My company is in the process of ordering new desktops. My coworker has received one of the models and began working on a new image from scratch. This got me thinking that it would be a good time to learn about answer files and the deployment process.

I should probably mention that our imaging program at the office is Altiris 6.9 and Ghost. I don't remember ever dealing with answer files when using Altiris. I should also mention that my coworker is pulling the finished image using Acronis (he believes that Ghost does not support imaging SSDs).

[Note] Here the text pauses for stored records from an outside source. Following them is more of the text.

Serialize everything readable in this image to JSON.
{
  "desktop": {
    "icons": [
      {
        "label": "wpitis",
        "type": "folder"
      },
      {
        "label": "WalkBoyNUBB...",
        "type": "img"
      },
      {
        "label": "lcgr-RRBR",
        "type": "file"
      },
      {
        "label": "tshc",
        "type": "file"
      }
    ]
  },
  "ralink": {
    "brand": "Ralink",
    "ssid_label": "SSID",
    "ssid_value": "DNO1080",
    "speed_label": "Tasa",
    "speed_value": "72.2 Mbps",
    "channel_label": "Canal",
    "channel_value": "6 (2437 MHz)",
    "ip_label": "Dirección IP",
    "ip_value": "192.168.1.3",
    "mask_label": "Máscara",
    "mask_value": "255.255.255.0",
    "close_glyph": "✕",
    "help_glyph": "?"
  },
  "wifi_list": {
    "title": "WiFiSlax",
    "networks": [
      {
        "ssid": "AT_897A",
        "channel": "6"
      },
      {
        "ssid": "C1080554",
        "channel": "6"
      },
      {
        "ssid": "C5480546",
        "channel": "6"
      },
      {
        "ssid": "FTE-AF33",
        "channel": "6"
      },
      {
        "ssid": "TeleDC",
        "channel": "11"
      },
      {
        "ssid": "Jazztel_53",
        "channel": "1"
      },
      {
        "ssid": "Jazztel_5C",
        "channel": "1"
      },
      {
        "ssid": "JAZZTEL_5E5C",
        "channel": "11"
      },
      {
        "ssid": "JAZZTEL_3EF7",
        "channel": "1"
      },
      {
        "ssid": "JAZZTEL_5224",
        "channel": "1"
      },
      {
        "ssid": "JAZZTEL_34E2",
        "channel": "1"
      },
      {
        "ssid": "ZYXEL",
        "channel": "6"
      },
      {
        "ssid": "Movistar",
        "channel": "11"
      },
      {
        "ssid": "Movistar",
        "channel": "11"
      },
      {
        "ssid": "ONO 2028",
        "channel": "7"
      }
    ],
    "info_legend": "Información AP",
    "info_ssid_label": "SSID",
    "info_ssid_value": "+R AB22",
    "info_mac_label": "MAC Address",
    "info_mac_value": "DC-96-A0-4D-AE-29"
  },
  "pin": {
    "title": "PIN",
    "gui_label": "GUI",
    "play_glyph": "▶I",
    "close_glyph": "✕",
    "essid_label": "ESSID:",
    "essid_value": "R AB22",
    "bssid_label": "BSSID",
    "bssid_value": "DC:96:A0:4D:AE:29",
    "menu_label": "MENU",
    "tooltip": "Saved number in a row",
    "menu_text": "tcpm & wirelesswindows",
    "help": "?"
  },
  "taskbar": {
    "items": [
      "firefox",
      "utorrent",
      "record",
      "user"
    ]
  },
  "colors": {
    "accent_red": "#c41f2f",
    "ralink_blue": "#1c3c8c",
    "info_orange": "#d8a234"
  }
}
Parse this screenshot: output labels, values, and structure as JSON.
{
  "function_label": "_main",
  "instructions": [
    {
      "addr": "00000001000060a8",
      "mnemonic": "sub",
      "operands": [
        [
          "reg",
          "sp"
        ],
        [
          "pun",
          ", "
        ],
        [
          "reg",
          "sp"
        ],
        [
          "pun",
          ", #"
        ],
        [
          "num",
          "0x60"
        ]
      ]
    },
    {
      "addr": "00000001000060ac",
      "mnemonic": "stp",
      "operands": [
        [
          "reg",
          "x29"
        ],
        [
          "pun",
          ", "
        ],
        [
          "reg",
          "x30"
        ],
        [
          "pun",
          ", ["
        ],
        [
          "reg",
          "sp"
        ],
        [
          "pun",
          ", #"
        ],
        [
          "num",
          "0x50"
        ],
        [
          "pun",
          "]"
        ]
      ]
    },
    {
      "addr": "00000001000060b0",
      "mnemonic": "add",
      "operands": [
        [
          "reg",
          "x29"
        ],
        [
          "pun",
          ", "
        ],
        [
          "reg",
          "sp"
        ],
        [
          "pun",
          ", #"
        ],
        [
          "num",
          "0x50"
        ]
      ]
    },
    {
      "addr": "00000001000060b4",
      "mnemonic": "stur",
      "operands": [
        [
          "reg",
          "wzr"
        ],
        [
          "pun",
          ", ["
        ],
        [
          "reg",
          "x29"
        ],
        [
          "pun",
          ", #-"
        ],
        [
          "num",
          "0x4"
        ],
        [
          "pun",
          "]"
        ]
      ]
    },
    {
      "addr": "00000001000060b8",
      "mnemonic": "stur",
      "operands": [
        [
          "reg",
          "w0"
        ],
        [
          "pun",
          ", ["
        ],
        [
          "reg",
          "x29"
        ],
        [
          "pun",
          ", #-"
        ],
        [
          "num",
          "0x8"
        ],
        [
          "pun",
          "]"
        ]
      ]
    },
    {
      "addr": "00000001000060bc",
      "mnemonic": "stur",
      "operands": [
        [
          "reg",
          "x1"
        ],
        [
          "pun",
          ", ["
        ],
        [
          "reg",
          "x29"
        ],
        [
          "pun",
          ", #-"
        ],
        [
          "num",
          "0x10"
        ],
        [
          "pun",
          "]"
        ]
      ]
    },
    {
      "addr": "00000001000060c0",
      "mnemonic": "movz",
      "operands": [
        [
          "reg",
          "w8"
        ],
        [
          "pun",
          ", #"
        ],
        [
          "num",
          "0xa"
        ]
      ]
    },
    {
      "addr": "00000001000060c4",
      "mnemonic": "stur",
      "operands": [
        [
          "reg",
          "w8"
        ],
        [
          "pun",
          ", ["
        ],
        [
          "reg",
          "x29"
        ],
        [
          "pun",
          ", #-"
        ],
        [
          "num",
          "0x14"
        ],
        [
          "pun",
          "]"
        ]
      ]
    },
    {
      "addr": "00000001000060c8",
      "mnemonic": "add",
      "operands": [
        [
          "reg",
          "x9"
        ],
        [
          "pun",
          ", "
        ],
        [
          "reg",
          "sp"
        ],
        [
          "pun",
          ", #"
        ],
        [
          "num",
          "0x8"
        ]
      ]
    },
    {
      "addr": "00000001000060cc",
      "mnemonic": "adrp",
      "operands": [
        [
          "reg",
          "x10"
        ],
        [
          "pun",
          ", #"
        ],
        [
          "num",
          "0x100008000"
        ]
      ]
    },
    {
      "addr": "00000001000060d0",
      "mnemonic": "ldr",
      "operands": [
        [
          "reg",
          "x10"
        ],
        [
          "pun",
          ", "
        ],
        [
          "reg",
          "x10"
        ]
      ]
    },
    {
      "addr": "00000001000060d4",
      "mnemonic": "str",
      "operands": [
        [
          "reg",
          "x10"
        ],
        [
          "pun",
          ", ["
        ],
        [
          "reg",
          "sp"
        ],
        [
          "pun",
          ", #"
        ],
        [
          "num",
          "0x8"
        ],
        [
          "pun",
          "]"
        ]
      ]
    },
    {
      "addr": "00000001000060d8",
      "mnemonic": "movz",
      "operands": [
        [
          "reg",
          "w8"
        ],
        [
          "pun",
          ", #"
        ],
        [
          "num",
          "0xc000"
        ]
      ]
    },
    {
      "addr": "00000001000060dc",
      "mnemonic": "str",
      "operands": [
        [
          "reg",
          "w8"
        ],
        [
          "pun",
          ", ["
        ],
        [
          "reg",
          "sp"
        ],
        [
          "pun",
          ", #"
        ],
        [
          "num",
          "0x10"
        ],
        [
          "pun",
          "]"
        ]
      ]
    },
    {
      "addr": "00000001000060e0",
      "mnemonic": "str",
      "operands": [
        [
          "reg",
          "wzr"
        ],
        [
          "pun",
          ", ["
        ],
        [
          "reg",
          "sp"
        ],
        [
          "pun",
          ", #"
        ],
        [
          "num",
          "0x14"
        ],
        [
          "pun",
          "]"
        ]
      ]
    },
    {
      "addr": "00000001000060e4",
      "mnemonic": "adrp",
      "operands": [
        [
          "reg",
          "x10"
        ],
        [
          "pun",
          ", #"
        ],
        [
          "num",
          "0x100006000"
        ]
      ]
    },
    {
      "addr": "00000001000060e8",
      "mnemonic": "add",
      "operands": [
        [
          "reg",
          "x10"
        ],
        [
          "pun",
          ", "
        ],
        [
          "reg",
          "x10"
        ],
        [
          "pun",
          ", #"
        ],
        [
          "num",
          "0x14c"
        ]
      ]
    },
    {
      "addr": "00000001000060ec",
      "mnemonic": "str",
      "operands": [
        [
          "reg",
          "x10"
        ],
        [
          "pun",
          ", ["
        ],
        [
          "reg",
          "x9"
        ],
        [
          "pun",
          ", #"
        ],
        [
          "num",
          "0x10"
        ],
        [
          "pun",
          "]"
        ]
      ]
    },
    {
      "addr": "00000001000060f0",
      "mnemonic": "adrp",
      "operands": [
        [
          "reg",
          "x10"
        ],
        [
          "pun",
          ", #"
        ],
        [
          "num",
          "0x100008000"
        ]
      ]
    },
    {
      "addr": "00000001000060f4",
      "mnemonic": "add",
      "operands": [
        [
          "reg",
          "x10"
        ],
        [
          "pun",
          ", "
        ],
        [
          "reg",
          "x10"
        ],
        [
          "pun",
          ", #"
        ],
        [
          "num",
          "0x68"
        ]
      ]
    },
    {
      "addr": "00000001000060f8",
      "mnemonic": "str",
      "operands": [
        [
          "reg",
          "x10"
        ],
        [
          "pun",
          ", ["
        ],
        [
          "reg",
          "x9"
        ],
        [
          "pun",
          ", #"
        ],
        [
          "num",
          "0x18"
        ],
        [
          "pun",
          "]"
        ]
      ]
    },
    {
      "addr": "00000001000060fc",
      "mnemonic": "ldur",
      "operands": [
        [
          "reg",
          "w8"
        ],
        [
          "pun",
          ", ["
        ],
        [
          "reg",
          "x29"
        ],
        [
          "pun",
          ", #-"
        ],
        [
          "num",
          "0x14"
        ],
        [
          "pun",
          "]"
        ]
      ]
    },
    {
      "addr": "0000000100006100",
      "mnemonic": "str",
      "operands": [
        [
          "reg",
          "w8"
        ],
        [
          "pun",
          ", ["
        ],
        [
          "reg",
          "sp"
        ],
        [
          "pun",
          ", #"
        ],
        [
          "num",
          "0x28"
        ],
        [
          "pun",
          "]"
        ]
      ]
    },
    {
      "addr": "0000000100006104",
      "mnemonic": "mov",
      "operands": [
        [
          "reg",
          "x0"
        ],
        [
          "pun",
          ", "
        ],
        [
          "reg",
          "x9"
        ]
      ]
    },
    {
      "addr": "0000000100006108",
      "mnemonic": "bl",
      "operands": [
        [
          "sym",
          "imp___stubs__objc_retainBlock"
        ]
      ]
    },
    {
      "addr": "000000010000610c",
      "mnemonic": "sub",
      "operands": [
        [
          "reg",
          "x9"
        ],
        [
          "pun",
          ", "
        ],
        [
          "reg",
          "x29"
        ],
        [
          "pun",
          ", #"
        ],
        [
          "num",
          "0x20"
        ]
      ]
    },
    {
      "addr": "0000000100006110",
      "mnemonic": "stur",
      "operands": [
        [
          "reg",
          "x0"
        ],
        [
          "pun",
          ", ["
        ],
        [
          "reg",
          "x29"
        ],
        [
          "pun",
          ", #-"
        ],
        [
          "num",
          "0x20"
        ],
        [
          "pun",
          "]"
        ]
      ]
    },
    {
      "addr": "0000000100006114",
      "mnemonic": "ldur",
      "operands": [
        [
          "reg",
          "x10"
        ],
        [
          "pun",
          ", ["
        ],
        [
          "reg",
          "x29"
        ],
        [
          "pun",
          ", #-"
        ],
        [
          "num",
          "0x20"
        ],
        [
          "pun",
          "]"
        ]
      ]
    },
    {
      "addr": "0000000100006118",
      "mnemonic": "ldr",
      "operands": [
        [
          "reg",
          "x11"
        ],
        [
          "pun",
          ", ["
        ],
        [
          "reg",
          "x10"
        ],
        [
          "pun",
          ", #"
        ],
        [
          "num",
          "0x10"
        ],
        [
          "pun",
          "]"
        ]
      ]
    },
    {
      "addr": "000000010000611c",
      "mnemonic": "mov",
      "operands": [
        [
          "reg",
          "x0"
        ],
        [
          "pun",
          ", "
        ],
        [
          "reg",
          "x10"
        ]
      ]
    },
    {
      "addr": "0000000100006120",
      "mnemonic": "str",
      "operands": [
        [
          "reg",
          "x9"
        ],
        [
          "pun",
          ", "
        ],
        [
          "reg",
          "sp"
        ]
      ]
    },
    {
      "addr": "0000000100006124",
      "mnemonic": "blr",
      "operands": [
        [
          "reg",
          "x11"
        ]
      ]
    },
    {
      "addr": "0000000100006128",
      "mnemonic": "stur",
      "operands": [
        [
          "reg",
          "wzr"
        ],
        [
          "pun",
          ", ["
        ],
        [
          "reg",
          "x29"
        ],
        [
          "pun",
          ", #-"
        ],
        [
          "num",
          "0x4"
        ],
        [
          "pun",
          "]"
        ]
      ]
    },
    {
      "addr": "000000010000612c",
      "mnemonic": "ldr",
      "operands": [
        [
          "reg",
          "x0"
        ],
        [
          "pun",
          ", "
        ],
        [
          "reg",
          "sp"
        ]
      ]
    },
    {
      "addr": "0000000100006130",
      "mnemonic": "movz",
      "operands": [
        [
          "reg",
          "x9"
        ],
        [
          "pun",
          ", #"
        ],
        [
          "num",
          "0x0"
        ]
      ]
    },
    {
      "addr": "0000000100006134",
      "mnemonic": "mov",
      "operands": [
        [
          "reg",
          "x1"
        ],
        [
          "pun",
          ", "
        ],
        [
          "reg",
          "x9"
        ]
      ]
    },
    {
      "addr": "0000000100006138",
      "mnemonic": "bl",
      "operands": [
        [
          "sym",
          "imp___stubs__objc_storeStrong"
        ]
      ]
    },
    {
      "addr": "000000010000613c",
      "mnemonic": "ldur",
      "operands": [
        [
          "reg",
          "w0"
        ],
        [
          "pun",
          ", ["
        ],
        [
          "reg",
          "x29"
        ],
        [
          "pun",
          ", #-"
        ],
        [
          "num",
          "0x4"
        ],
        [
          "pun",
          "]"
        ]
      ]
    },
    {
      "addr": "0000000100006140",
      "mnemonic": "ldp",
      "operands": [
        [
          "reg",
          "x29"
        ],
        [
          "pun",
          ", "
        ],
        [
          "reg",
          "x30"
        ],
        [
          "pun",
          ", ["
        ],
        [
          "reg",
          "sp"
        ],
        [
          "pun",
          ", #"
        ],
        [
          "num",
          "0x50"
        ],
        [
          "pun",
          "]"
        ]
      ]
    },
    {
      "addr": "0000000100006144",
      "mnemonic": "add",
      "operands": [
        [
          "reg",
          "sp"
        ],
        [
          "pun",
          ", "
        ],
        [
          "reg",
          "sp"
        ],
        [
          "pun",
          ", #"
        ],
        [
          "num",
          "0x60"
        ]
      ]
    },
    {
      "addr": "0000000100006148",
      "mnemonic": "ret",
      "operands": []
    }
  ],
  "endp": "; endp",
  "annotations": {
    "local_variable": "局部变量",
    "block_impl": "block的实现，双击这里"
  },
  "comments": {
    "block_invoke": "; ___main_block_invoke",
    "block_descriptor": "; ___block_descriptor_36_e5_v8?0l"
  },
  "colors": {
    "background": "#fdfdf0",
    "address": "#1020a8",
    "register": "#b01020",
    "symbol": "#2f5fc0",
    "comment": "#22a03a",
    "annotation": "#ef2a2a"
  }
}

So, to make matters more confusing, I decided to practice deployment at home using WDS in a lab that I've been working on. The capture/deployment process seems to be working fine, however when deploying any images they seem to be auto-named DomainAdmins* (where the star is an incrementing number) and also they are automatically joined to the domain.

Does anybody know if that is dafult WDS behavior? I was thinking I would need to configure the answer file to name the machine and then run a script afterwards to join the domain, however this is happening immediately. I thought it might have had something to do with my WDS server, some bad configuration or something, so i deployed another WDS server and it still happens.

I did come across a answer file on my WDS server in the C:\Windows\Panther directory that includes my domain name and current computer name (at this point I'm up to DomainAdmins4. I believe this answer file is being applied to my images, but I don't see where this is happening. I was under the impression answer files needed to be placed into a sysprep folder of the machine being captured, and specified in the sysprep.exe command utilizing a -unattend

I'm so confused, any help would be appreciated.

Thank You


1 Answer 1


You are correct about the default naming convention. Windows will use the DomainAdmins prefixed-naming unless you tell it to use something else. If I remember correctly, in WDS, this is accomplished in one of three ways:

  1. Explicitly set a name in your answer file. This obviously doesn't scale.
  2. Use some custom scripting in the install process to set the name. Limitless options, but can be unnecessarily complex.
  3. Pre-create computer accounts in AD.

In my environment, we use option 3. there's several ways to go about this, but by far, the easiest is to use the integration with the PXE boot process. In WDS, you have the option of setting your server to only deploy to approved systems. With this set, when you PXE boot a system, and it contacts your WDS server for the first time, it falls into a queue on WDS where you have the option to 'Name and Approve'.

This option creates an AD computer object with whatever name you prefer, and with a field containing the PXE GUID or MAC address of that system.
From that point on, if you use the automated domain join without explicitly specifying a name, when the join occurs, the system will inherit the name of the computer account associated with it. This requires a little bit of effort up front, but once you've named your systems, you won't have to do it again.